Long-term financial planning can present unique challenges for families impacted by a disability, and for many financial professionals, ABLE accounts remain an underutilized tool for addressing them. Whether you’re new to ABLE accounts or already incorporate them into your practice, recent legislation and growing eligibility make this an opportune time to dive in and ensure you fully understand all they have to offer.

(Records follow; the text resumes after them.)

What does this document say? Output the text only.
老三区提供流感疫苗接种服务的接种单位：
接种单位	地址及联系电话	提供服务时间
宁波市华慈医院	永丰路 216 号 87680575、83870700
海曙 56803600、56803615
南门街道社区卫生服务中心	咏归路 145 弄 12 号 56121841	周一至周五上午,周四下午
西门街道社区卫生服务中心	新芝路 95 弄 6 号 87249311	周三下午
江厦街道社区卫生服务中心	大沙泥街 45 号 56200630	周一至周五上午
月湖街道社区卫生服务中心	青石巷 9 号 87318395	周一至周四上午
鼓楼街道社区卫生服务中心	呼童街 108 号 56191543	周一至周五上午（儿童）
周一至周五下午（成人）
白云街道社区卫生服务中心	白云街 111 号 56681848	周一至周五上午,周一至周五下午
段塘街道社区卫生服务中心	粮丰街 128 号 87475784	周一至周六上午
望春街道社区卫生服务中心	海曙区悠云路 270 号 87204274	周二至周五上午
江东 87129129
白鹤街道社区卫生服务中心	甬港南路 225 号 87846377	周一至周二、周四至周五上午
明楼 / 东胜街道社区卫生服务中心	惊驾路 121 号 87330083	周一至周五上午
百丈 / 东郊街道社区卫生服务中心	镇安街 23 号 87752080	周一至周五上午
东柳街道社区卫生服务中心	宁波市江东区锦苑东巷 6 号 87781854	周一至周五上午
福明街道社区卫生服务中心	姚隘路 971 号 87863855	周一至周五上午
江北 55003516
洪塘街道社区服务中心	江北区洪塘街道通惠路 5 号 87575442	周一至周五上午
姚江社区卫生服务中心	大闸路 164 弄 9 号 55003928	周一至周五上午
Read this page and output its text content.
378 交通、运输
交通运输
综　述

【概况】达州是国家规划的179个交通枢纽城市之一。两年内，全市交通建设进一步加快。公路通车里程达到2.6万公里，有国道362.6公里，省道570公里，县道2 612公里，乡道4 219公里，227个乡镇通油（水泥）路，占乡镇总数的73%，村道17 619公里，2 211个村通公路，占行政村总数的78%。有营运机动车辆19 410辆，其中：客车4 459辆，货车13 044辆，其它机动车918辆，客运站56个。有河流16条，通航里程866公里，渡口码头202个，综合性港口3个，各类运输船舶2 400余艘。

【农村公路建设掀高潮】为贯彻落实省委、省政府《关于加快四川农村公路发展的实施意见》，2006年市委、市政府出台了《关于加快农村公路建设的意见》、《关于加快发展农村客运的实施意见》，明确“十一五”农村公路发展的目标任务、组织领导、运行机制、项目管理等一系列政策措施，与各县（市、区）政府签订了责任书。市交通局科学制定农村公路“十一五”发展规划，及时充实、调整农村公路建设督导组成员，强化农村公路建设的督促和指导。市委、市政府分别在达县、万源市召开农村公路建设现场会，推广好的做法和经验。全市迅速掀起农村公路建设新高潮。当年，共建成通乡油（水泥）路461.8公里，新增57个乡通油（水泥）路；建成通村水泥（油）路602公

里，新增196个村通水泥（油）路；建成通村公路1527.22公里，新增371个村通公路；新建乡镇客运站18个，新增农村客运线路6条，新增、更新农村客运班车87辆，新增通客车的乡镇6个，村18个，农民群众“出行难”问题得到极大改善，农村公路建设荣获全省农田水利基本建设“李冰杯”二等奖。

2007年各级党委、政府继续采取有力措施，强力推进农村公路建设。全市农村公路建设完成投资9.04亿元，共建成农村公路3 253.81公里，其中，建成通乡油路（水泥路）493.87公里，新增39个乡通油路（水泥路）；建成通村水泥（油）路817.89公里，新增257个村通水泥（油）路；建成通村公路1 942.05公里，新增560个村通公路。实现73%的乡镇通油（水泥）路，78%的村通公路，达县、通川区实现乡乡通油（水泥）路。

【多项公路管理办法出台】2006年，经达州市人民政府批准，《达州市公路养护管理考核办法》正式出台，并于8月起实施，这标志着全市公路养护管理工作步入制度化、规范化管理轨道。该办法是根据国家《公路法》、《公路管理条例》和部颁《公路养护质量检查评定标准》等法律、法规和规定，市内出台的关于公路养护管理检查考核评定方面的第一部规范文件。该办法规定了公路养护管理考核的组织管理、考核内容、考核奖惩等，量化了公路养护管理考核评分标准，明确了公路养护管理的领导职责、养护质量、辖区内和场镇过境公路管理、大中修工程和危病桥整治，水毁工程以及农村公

Similar to how 529 savings accounts can help individuals save for qualified education expenses, ABLE accounts provide a tax-advantaged way for individuals with a qualifying disability to save for disability-related expenses without negatively impacting their benefits. (Tax-advantaged treatment applies to savings used for qualified disability expenses. State tax treatment varies.) When thoughtfully incorporated, ABLE accounts can support financial planning while reinforcing your role as a trusted resource for families navigating a disability.
The ABLE opportunity
Research from the National Disability Institute (NDI) estimates that in 2025 there were 8 million individuals eligible for an ABLE account. However, ISS Market Intelligence reported only about 230,000 active accounts as of December 31, 2025, leaving a profound gap between eligibility and utilization. As of January 1, 2026, NDI estimates that gap has nearly doubled with an additional 6 million individuals, including 1.2 million veterans, becoming newly eligible thanks to the ABLE Age Adjustment Act, which increased the age limit for disability onset from 26 to 46.